Von Victor habe sie gelernt, dass die Beziehung zu einem Menschen in der mexikanischen Kultur nicht mit dessen Tod ende, sondern mit dem Vergessen. "So lange sich noch jemand an dich erinnert, bleibt die Verbindung zu den Menschen, die noch leben", beschreibt Moser die Sicht ihres Mannes. In Victors Denken sei im Leben das das Wichtigste, was man nach dem Tod mitnehme - und das seien Freundschaften, Lieder und der Duft der Blumen.

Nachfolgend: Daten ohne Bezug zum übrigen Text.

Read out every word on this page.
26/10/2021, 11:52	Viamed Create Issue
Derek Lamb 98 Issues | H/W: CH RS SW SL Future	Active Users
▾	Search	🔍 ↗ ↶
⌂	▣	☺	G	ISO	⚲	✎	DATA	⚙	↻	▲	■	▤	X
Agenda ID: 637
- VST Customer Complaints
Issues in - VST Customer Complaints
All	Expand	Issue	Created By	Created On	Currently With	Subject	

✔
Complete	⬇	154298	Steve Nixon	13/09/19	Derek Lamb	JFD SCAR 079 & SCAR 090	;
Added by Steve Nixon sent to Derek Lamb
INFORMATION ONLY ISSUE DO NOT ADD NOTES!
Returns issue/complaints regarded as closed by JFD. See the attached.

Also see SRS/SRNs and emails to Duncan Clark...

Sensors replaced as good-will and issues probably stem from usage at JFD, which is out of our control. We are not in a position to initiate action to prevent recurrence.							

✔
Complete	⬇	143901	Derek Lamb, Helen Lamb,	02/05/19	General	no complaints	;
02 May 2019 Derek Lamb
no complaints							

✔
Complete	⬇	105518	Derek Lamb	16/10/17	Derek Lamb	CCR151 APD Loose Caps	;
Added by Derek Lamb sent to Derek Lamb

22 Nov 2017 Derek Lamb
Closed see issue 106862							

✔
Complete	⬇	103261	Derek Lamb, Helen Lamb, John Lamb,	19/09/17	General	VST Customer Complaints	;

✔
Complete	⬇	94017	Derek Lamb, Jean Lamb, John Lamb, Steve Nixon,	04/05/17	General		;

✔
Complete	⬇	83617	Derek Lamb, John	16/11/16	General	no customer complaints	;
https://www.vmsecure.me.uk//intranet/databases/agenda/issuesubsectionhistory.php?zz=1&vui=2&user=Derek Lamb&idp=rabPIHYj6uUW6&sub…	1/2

Der Tag der Toten ist ein rauschendes Fest

Der Tod werde in Mexiko nicht tabuisiert, man freue sich auf den "Día de los Muertes", den Tag der Toten, so Moser. Dieser werde in Mexiko mit einem rauschenden Fest gefeiert.
Ihre Kinder kamen eines Tages zu ihr und wollten wissen, wie man einen Altar für die Toten am Día de los Muertes baut. Ursprünglich wollte Moser ihnen eine Anleitung schreiben, doch dann wurde das Projekt immer umfangreicher. Es sei dann daraus ein ganzes Buch über den Umgang mit dem Sterben entstanden, berichtet sie.
Lange Zeit habe sie auch keinen Bezug zum Tod gehabt, sagt Moser. Erst Wolfgang Herrndorfs Buch "Arbeit und Struktur" habe sie stark beeinflusst. Herrndorf litt an einem Hirntumor. Unter dem Druck der Krankheit beendete und veröffentlichte er seine Manuskripte.

Wolfgang Herrndorf als Vorbild

Danach nahm er sich das Leben. In "Arbeit und Struktur" schreibt er, seit er von der Krankheit wisse, lebe er so, wie er immer hätte leben sollen.
Das gleiche Gefühl überkam Moser, als sie sich in Victor verliebte. "Ich lebe jetzt auch so, wie ich immer hätte leben sollen", sagt sie: "Ohne diese ständige Angst, was kommt als nächstes, was denken die Leute über mich, bin ich gut genug. Ich lebe jetzt."